O primeiro filme de Quentin Tarantino, realizado em 1992, com ele próprio na interpretação, acompanhado por Harvey Keitel, Tim Roth, Michael Madsen, Steve Buscemi e Chris Penn, é uma espécie de amostra do que estava para vir deste cineasta entrado de rompante no círculo do cinema alternativo norte-americano. Nesta obra inicial, apesar de uma pitada de humor sádico, a violência, entre os membros desta quadrilha a quem correu mal o planeado assalto a uma joalharia, é rainha e apresentada como uma trágica estratégia de sobrevivência, totalmente desprovida de moral, numa sucessão de planos e sequências que são um petisco cinéfilo.

10. Pulp Fiction (1994)

Depois da auspiciosa recepção a Cães Danados, Quentin Tarantino ultrapassou a difícil prova da segunda longa-metragem realizando o primeiro filme pós-moderno a invadir a corrente dominante e nela ganhar um lugar de honra.

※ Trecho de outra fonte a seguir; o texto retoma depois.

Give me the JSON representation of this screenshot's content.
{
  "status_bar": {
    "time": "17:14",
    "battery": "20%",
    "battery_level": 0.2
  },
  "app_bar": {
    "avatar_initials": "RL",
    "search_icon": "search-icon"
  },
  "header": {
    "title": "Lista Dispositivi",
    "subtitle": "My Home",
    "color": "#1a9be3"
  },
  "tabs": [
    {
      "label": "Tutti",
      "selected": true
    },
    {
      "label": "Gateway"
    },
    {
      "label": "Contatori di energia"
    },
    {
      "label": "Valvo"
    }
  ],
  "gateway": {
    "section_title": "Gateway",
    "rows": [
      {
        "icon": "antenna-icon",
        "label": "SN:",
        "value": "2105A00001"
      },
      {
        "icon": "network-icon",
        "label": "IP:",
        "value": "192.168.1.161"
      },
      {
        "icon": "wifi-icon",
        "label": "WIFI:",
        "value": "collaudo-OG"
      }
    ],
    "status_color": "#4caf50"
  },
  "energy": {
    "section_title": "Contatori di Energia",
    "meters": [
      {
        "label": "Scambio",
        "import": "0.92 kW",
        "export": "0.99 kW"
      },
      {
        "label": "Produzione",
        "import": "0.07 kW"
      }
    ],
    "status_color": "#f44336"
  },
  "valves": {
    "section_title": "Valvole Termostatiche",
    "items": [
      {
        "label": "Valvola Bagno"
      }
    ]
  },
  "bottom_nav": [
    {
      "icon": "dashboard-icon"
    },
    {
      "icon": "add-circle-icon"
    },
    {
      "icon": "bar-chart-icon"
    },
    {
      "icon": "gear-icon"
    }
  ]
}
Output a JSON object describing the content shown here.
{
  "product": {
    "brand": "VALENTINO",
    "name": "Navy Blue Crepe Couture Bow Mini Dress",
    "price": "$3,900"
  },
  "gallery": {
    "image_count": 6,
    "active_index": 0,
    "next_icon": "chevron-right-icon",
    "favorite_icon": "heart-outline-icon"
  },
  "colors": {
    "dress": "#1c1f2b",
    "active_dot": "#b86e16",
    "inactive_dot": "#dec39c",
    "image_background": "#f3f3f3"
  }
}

De uma assentada, o realizador criou (com Roger Avary) uma história permanentemente à beira do abismo narrativo, onde humor corrosivo e violência descabelada convivem harmoniosamente, utilizando por tudo e por nada referências à cultura pop, no processo reabilitando a carreira de John Travolta, fazendo a sua personagem brilhar num elenco onde se encontraram Uma Thurman, Samuel L. Jackson, Tim Roth, Bruce Willis e Maria de Medeiros.